Both the Police and Military have been approached for a response.
‘I knew my husband didn’t jump’
Vakararawa couldn’t recall how many police officers were there – but she insisted that there was at least one military officer.
She said they came to their home on 27 March at around 6am local time, on a tip that Tuimasi was growing marijuana on their farm, which was 30 minutes away.
“They didn’t show me any search warrant, they went inside, they started raiding our property from the living room, right to the kitchen, in our rooms and our compound. One of the officers said that he found some marijuana seedlings on our shelves.”
She said they left and boated around parts of the island were the family would grow cassava. They returned three hours later.
“My husband didn’t come back with them. One police officer asked me ‘did you know where your husband left earlier that night’ and I told him ‘no, why?’, and he said because he ran away.
“When they were talking, I heard one police officer say ‘when we catch him, we have to punish him.”
By 2pm, police officers had left and returned again, with Tuimasi in custody, clearly injured. Vakararawa was told Tuimasi had thrown a stone at one of them, and as they pursued him, he stumbled and fell off of a nearby cliff.
The officers took him to Navua Hospital, and Vakararawa visited the following morning.
“When I went to the hospital… he wasn’t able to sit properly, we could see how much pain he was in,” Vakararawa told RNZ Pacific.
With the officers still there, Vakararawa asked her husband quietly whether the story was true.
“He looked, and I asked him: ‘did you jump’, not loudly, I just signalled to him … and he shook his head.”
“I knew that my husband didn’t jump, because we used to farm up the hill, but now we don’t farm anymore there.”
She said he had a boot mark on his chest, a dark bruise on the back of his head, and cuts on his hand.
‘He wouldn’t be able to tell the truth’
Tuimasi was transferred to CWM Hospital in Suva shortly after his arrival at Navua, where he had surgery.
“He slept for about a week, they put him on sleeping medications … so, when he was sleeping, I went and filed a report against the officers (on) March 30th.”
“He got discharged on May 10th, and he was telling me to tell the officer in charge that he’s okay, he’s ready to for his statement to be taken. But the officer in charge, she just called once … she said that she was busy with other cases.”
Over the next month, Tuimasi rapidly lost weight and became weaker by the day. His death certificate would later note that he had “severe protein calorie malnutritions.”
He was in and out of hospital, with “multiple surgical interventions” and a “recent history of hospitalisation for septic shock due to septicaemia.” As he declined, Vakararawa described him as “traumatised.”
“He was eating, he was drinking, but somehow he kept dropping his weight, he was shrinking.”

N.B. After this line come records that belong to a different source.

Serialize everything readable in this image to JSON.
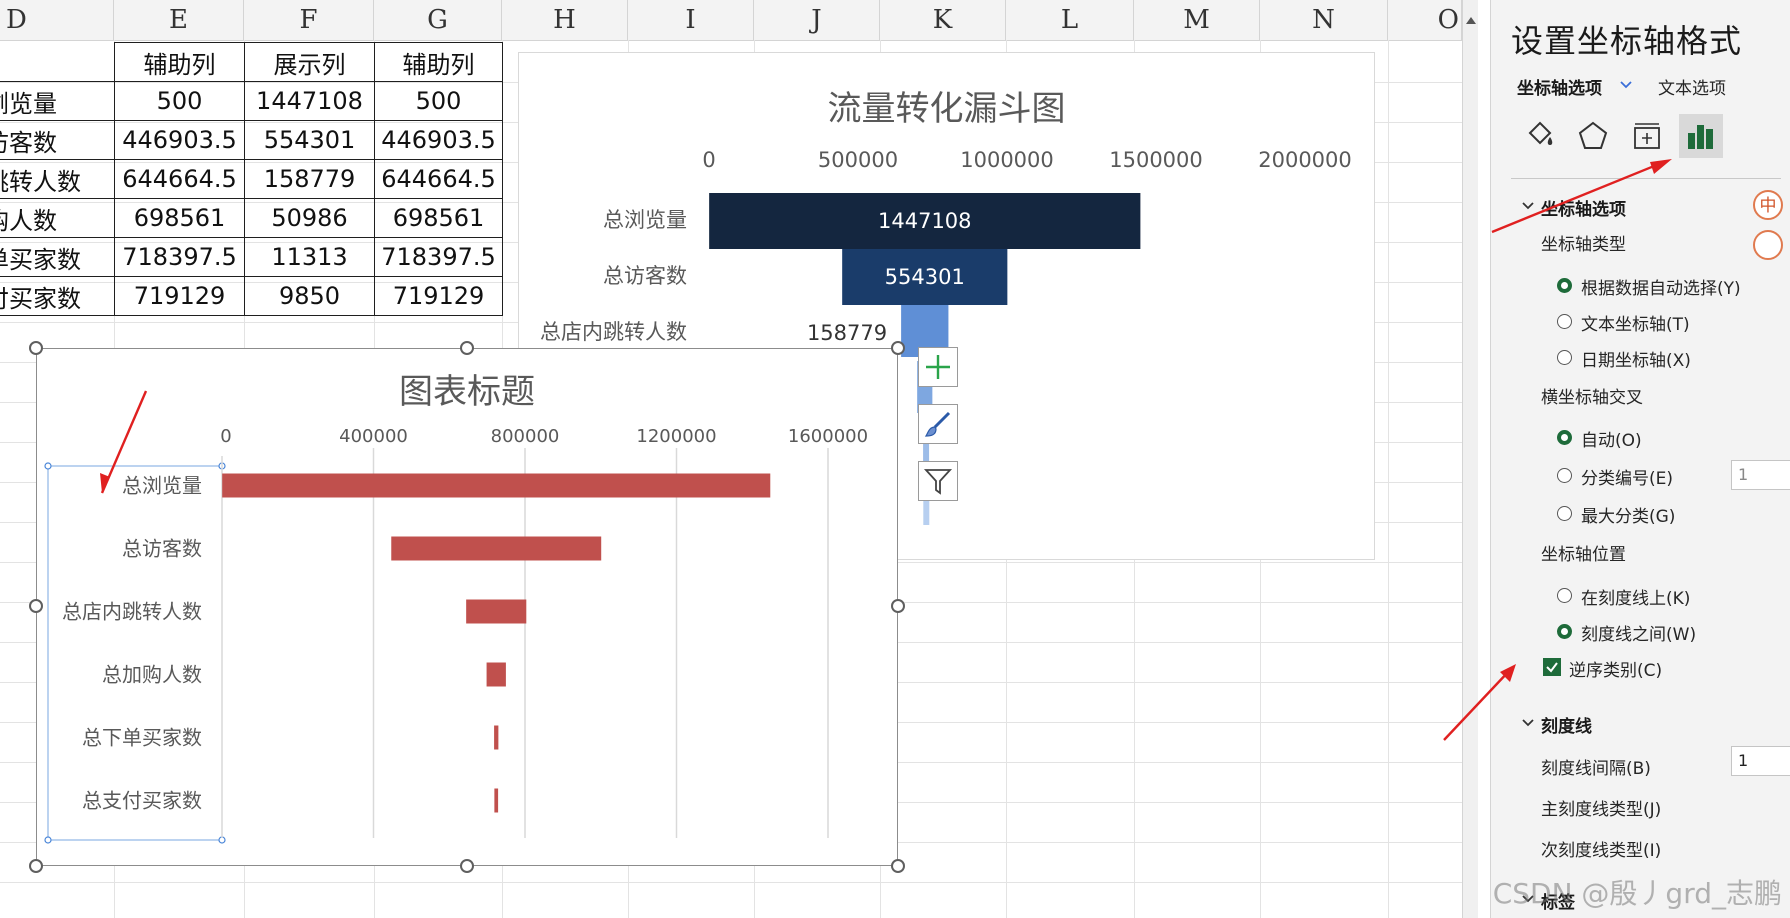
{
  "columns": [
    "D",
    "E",
    "F",
    "G",
    "H",
    "I",
    "J",
    "K",
    "L",
    "M",
    "N",
    "O"
  ],
  "table": {
    "headers": [
      "",
      "辅助列",
      "展示列",
      "辅助列"
    ],
    "rows": [
      [
        "浏览量",
        "500",
        "1447108",
        "500"
      ],
      [
        "访客数",
        "446903.5",
        "554301",
        "446903.5"
      ],
      [
        "跳转人数",
        "644664.5",
        "158779",
        "644664.5"
      ],
      [
        "购人数",
        "698561",
        "50986",
        "698561"
      ],
      [
        "单买家数",
        "718397.5",
        "11313",
        "718397.5"
      ],
      [
        "付买家数",
        "719129",
        "9850",
        "719129"
      ]
    ]
  },
  "funnel_chart": {
    "title": "流量转化漏斗图",
    "axis_ticks": [
      "0",
      "500000",
      "1000000",
      "1500000",
      "2000000"
    ],
    "categories": [
      "总浏览量",
      "总访客数",
      "总店内跳转人数"
    ],
    "offsets": [
      500,
      446903.5,
      644664.5,
      698561,
      718397.5,
      719129
    ],
    "values": [
      1447108,
      554301,
      158779,
      50986,
      11313,
      9850
    ],
    "value_labels": [
      "1447108",
      "554301",
      "158779"
    ],
    "colors": [
      "#14263f",
      "#1a3c6a",
      "#5f8fd6",
      "#7ea7e0",
      "#9cbce8",
      "#b7cff0"
    ]
  },
  "chart_data": {
    "type": "bar",
    "title": "图表标题",
    "categories": [
      "总浏览量",
      "总访客数",
      "总店内跳转人数",
      "总加购人数",
      "总下单买家数",
      "总支付买家数"
    ],
    "series": [
      {
        "values": [
          500,
          446903.5,
          644664.5,
          698561,
          718397.5,
          719129
        ],
        "color": "transparent"
      },
      {
        "values": [
          1447108,
          554301,
          158779,
          50986,
          11313,
          9850
        ],
        "color": "#c0504d"
      }
    ],
    "stacked": true,
    "orientation": "horizontal",
    "xlim": [
      0,
      1600000
    ],
    "x_ticks": [
      "0",
      "400000",
      "800000",
      "1200000",
      "1600000"
    ],
    "grid": true
  },
  "chart_buttons": [
    "chart-elements-plus",
    "chart-styles-brush",
    "chart-filters-funnel"
  ],
  "panel": {
    "title": "设置坐标轴格式",
    "tab_axis": "坐标轴选项",
    "tab_text": "文本选项",
    "icons": [
      "fill-line-icon",
      "effects-pentagon-icon",
      "size-properties-icon",
      "axis-options-bar-icon"
    ],
    "sections": {
      "axis_options": "坐标轴选项",
      "axis_type": "坐标轴类型",
      "axis_type_options": [
        "根据数据自动选择(Y)",
        "文本坐标轴(T)",
        "日期坐标轴(X)"
      ],
      "axis_type_selected": 0,
      "cross": "横坐标轴交叉",
      "cross_options": [
        "自动(O)",
        "分类编号(E)",
        "最大分类(G)"
      ],
      "cross_selected": 0,
      "cross_number": "1",
      "position": "坐标轴位置",
      "position_options": [
        "在刻度线上(K)",
        "刻度线之间(W)"
      ],
      "position_selected": 1,
      "reverse": "逆序类别(C)",
      "reverse_checked": true,
      "tick_marks": "刻度线",
      "tick_interval": "刻度线间隔(B)",
      "tick_interval_value": "1",
      "major_tick": "主刻度线类型(J)",
      "minor_tick": "次刻度线类型(I)",
      "labels": "标签"
    },
    "badges": [
      "中"
    ]
  },
  "watermark": "CSDN @殷丿grd_志鹏",
  "colors": {
    "accent_green": "#1e6b3a",
    "arrow_red": "#e02020",
    "bar_red": "#c0504d"
  }
}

Two days before he died, Vakararawa made a long Facebook post sharing their story, at Tuimasi’s insistence. She noted that despite his best efforts to talk to the Police, they never returned his calls. Tuimasi died on June 19th, in the afternoon – it would be the following morning that Vakararawa heard from them.
“An officer called … she told me that in Navua, (Tuimasi) admitted that he fell from a cliff before they transferred him to CWM [in Suva].”
“I told her ‘ma’am, you have to understand that when they brought my husband to the hospital, he was coming with the very people that assaulted him. They could have threatened him along the way to tell the doctor that he really fell.’ He wouldn’t be able to tell the truth.”
The Fiji Police Force said on 23 June that Tuimasi’s autopsy had been completed, and that Vakararawa’s complaints were with the CID.
“The next course of action is to interview all those involved in Mr Tuimasi’s arrest following a drug raid in Dakuni in Beqa.”
“Following the interview process, all statements, evidentiary documents and reports will be submitted to the Office of the Director of Public Prosecutions (ODPP) for independent legal review.”